Recent filling by Facebook shocked us to see that the giant with almost a billion users earns less than $5.00 per user per year!

If you try to think of the entire social media pie you have to imagine right now Facebook has a large piece of that pie. And yet it only earns about $4,40 per user per year. Foursquare and Twitter along with YouTube will be taking most of what is left of the pie.

What does this mean? It means that maybe there is not much of a pie. Facebook and Twitter had explosive growth because of the massive population with web tool that needed something to do with them, but the fact remains the web seems better at free stuff than pay stuff.

There simply may not be any business online.

But wait, didn't we go through all of this before? Didn't dot coms collapse because of the market pulled out only to have the industry return with even more power.

Well yes, the web came back with Web 2.0, dot coms funded by IPOs collapsed to be replaced by new social firms funded by VC, but still the large sustainable ecosystem is not there. So far the companies to make money off the web are Apple and Google.

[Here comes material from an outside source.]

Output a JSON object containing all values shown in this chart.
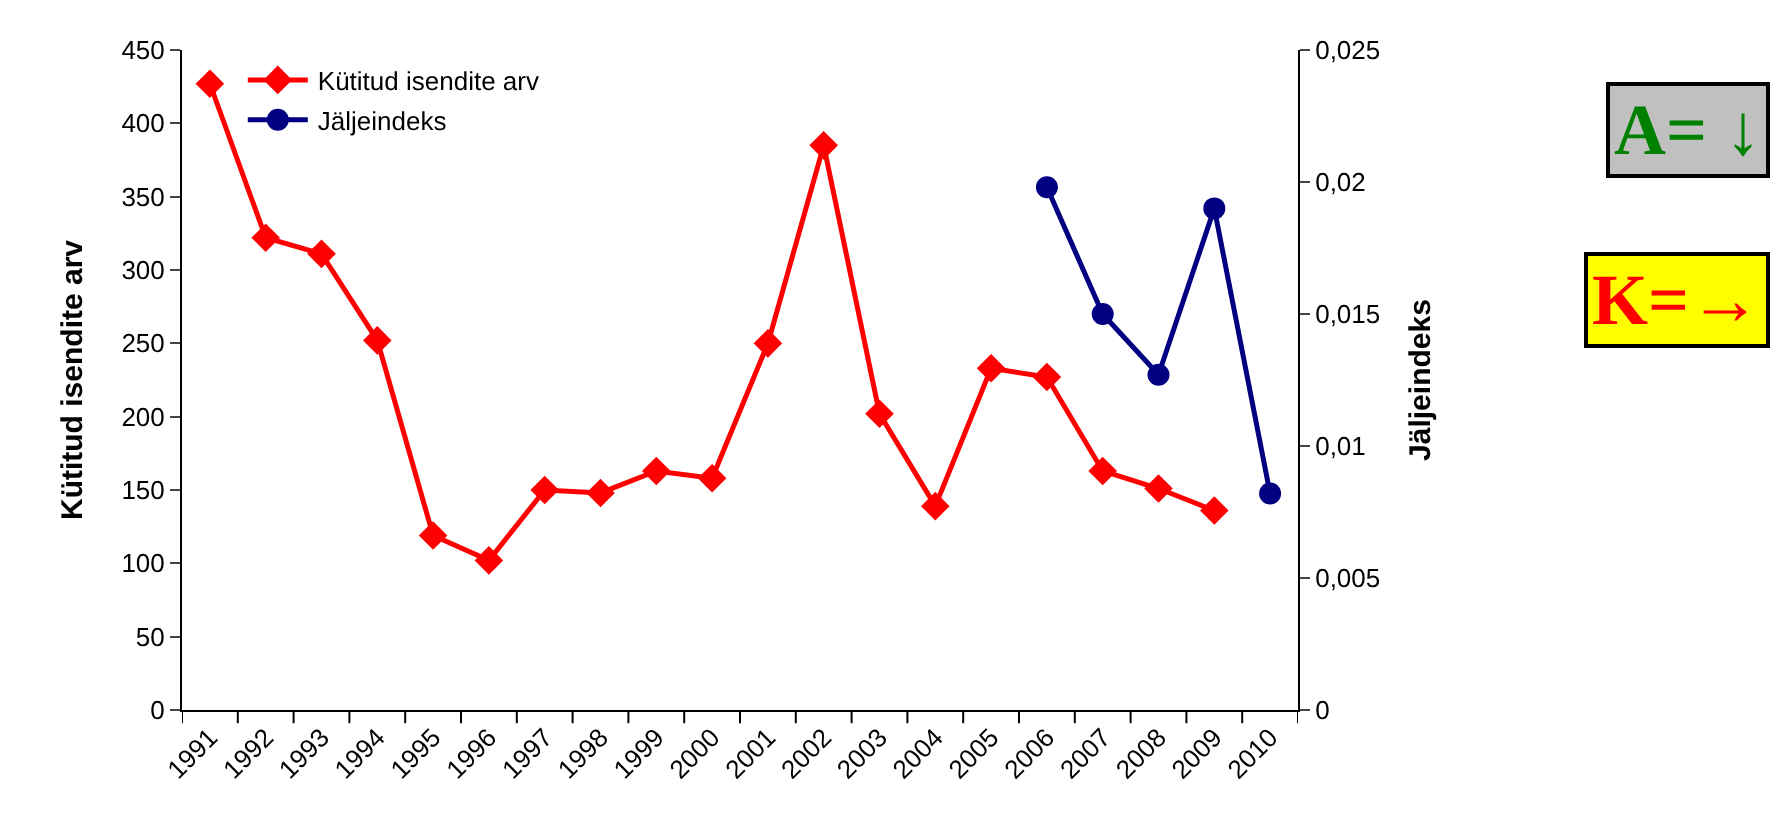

But that is not the full story, thousands of smaller companies make more money because of the web, people make more at their jobs because of the web, the web reduces the costs of many firms.


Maybe we have a new kind of economic model coming up. One that has a few massive web companies that take up what little profit can me made, a lot of non-profit projects like Wikipedia and Debian and a huge network of smaller firms that make smaller revenues doing specific work.